Secondo l’autorità di regolamentazione italiana, l’azienda ha limitato gli sviluppatori di app di terze parti, violando le norme europee sulla concorrenza. Il caso riguarda l’informativa sulla privacy dell’App Tracking Transparency (ATT) introdotta nel 2021, in base alla quale Apple richiede agli sviluppatori un consenso separato agli utenti per raccogliere dati e utilizzarli a fini pubblicitari.
La notifica corrispondente non viene generata dagli sviluppatori stessi, ma da Apple stessa, e solo secondo uno scenario stabilito dall’azienda.
L’agenzia ritiene che questo approccio crei condizioni di disparità per gli operatori di mercato e violi i principi di proporzionalità.
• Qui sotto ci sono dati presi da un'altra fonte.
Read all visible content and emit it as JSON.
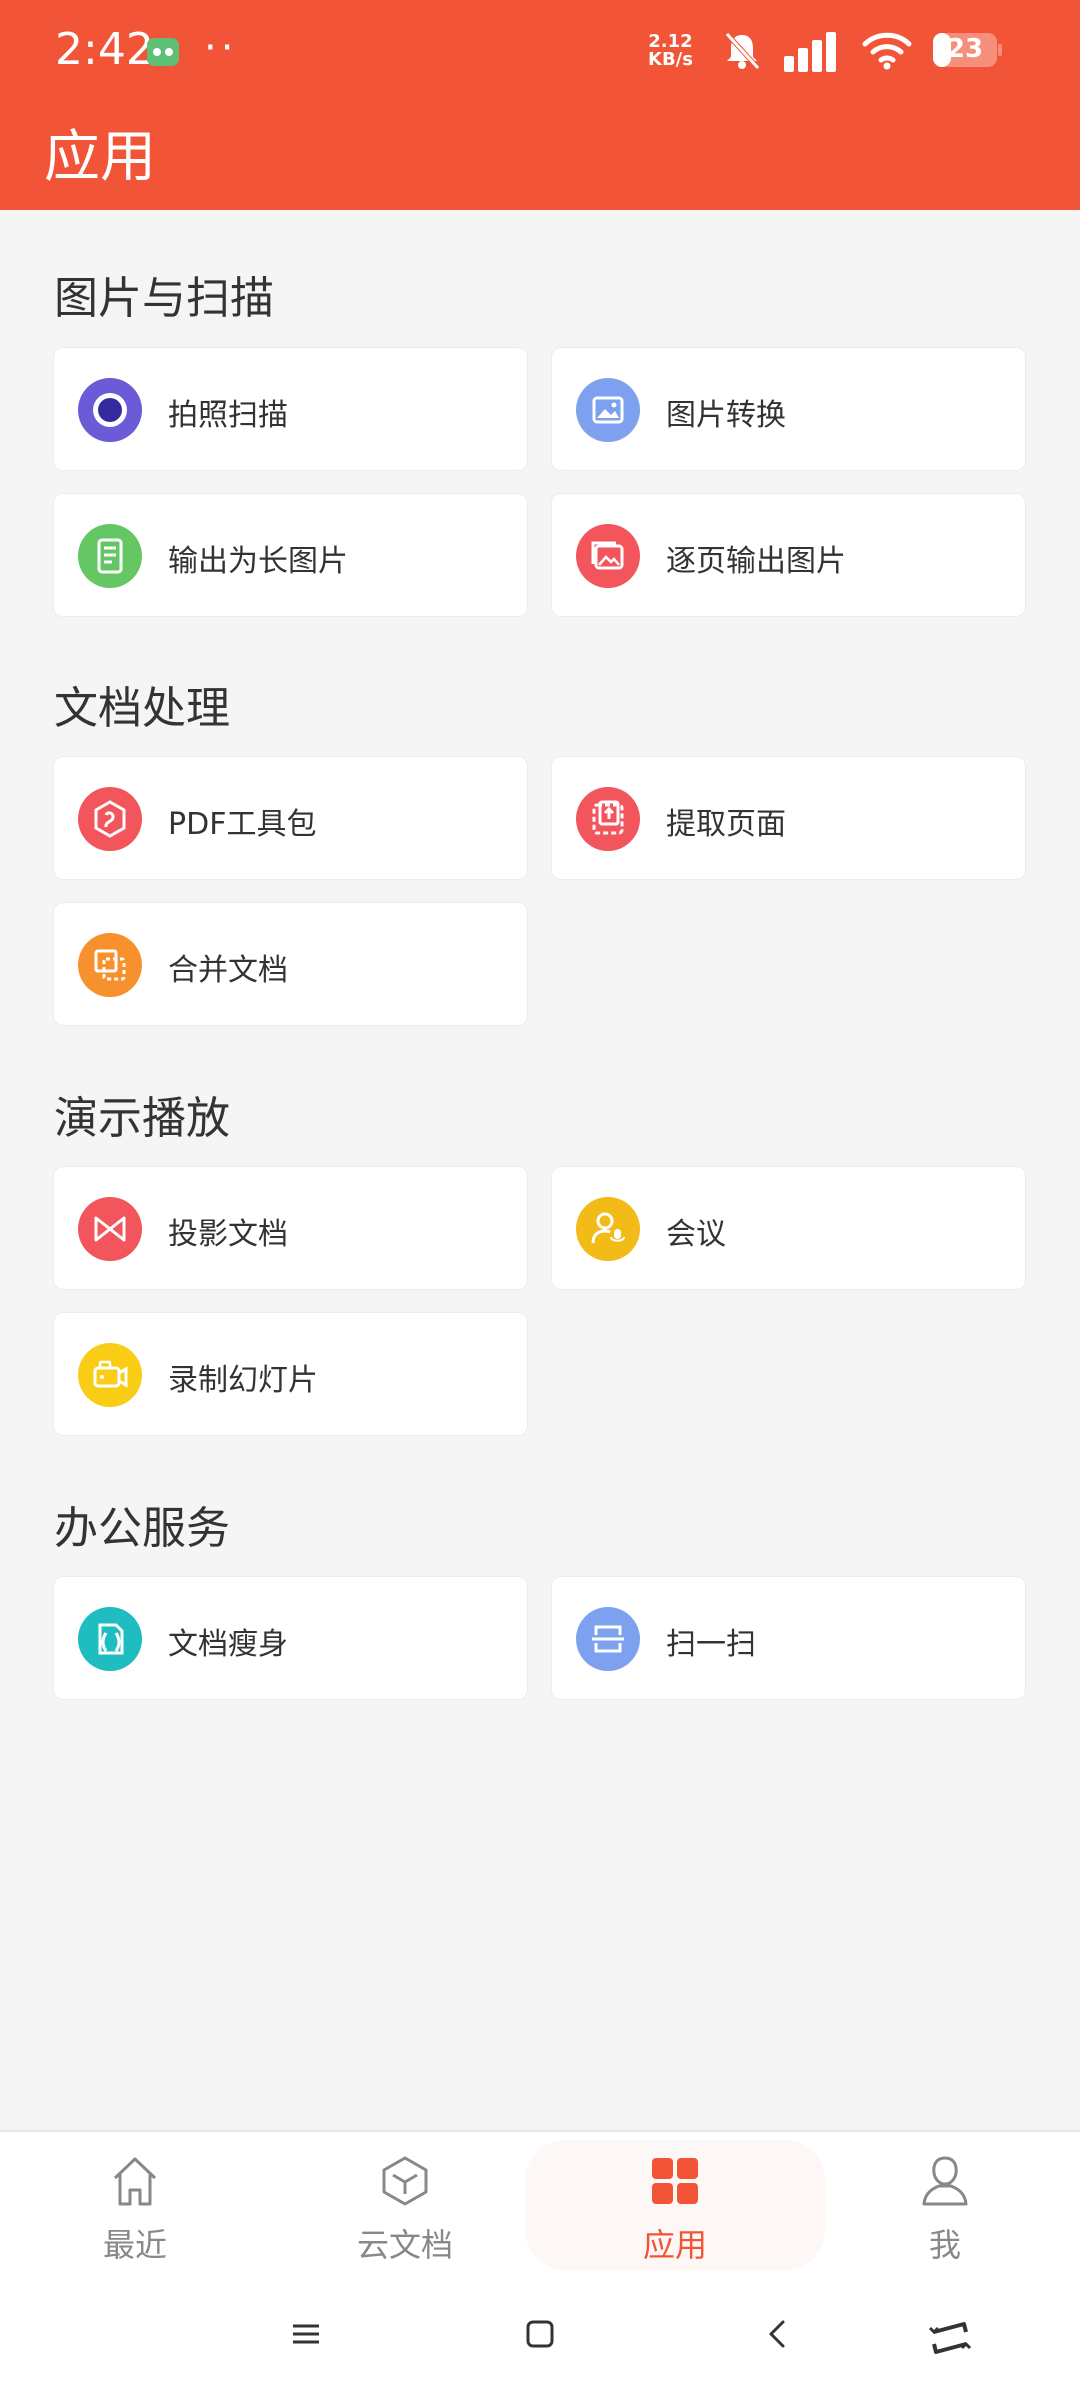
{
  "status_bar": {
    "time": "2:42",
    "extra_dots": "··",
    "net_speed_value": "2.12",
    "net_speed_unit": "KB/s",
    "battery": "23"
  },
  "header": {
    "title": "应用"
  },
  "sections": [
    {
      "title": "图片与扫描",
      "items": [
        {
          "label": "拍照扫描",
          "icon": "camera-scan-icon",
          "color": "#6b5bd6"
        },
        {
          "label": "图片转换",
          "icon": "image-convert-icon",
          "color": "#7ea1ef"
        },
        {
          "label": "输出为长图片",
          "icon": "long-image-icon",
          "color": "#65c764"
        },
        {
          "label": "逐页输出图片",
          "icon": "page-images-icon",
          "color": "#f2555b"
        }
      ]
    },
    {
      "title": "文档处理",
      "items": [
        {
          "label": "PDF工具包",
          "icon": "pdf-toolkit-icon",
          "color": "#f2555b"
        },
        {
          "label": "提取页面",
          "icon": "extract-page-icon",
          "color": "#f2555b"
        },
        {
          "label": "合并文档",
          "icon": "merge-doc-icon",
          "color": "#f7912e"
        }
      ]
    },
    {
      "title": "演示播放",
      "items": [
        {
          "label": "投影文档",
          "icon": "projection-icon",
          "color": "#f2555b"
        },
        {
          "label": "会议",
          "icon": "meeting-icon",
          "color": "#f3bb17"
        },
        {
          "label": "录制幻灯片",
          "icon": "record-slides-icon",
          "color": "#f9cd15"
        }
      ]
    },
    {
      "title": "办公服务",
      "items": [
        {
          "label": "文档瘦身",
          "icon": "doc-slim-icon",
          "color": "#1fbdc0"
        },
        {
          "label": "扫一扫",
          "icon": "qr-scan-icon",
          "color": "#7ea1ef"
        }
      ]
    }
  ],
  "bottom_nav": [
    {
      "label": "最近",
      "icon": "home-icon"
    },
    {
      "label": "云文档",
      "icon": "cloud-doc-icon"
    },
    {
      "label": "应用",
      "icon": "apps-grid-icon",
      "active": true
    },
    {
      "label": "我",
      "icon": "profile-icon"
    }
  ],
  "accent_color": "#f25437"
}
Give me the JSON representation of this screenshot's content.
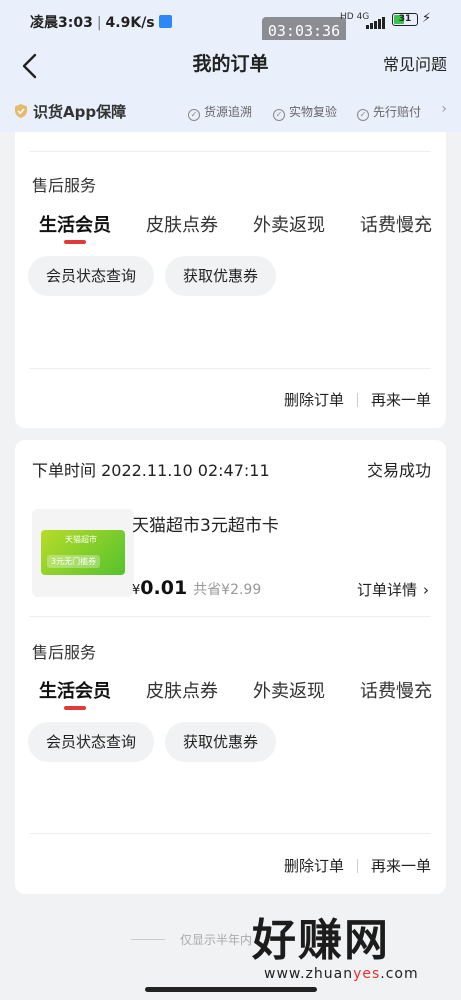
{
  "statusbar": {
    "time": "凌晨3:03",
    "speed": "4.9K/s",
    "clock": "03:03:36",
    "network": "4G",
    "hd": "HD",
    "battery": "31"
  },
  "navbar": {
    "title": "我的订单",
    "faq": "常见问题"
  },
  "guarantee": {
    "brand": "识货App保障",
    "features": [
      "货源追溯",
      "实物复验",
      "先行赔付"
    ]
  },
  "after_sales_title": "售后服务",
  "tabs": [
    "生活会员",
    "皮肤点券",
    "外卖返现",
    "话费慢充"
  ],
  "pills": [
    "会员状态查询",
    "获取优惠券"
  ],
  "actions": {
    "delete": "删除订单",
    "reorder": "再来一单"
  },
  "order": {
    "time": "下单时间 2022.11.10 02:47:11",
    "status": "交易成功",
    "product_name": "天猫超市3元超市卡",
    "card_brand": "天猫超市",
    "card_text": "3元无门槛券",
    "currency": "¥",
    "price": "0.01",
    "saving": "共省¥2.99",
    "detail": "订单详情"
  },
  "footer_note": "仅显示半年内",
  "watermark": {
    "text": "好赚网",
    "url_pre": "www.zhuan",
    "url_hl": "yes",
    "url_post": ".com"
  },
  "colors": {
    "accent": "#e23a3a",
    "header_bg": "#eaf0fb",
    "page_bg": "#f1f2f4"
  }
}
Afferma che la politica di raccolta dati è imposta unilateralmente, ostacola il pieno funzionamento dei partner commerciali ed è incompatibile con le normative sulla protezione dei dati personali.
Particolare attenzione è stata prestata al fatto che gli sviluppatori terzi erano costretti a duplicare le richieste di consenso, costringendo di fatto gli utenti a ripetere la stessa procedura più volte.
Ciò, secondo l’autorità di regolamentazione, ha comportato ulteriori complicazioni e ha messo le aziende che utilizzano l’App Store in una posizione vulnerabile.
L’indagine è iniziata nella primavera del 2023.
Le autorità italiane hanno sottolineato che l’indagine è stata condotta in stretta consultazione con la Commissione Europea e le autorità antitrust di altri Paesi. Apple non ha ancora rilasciato dichiarazioni ufficiali in merito alla decisione.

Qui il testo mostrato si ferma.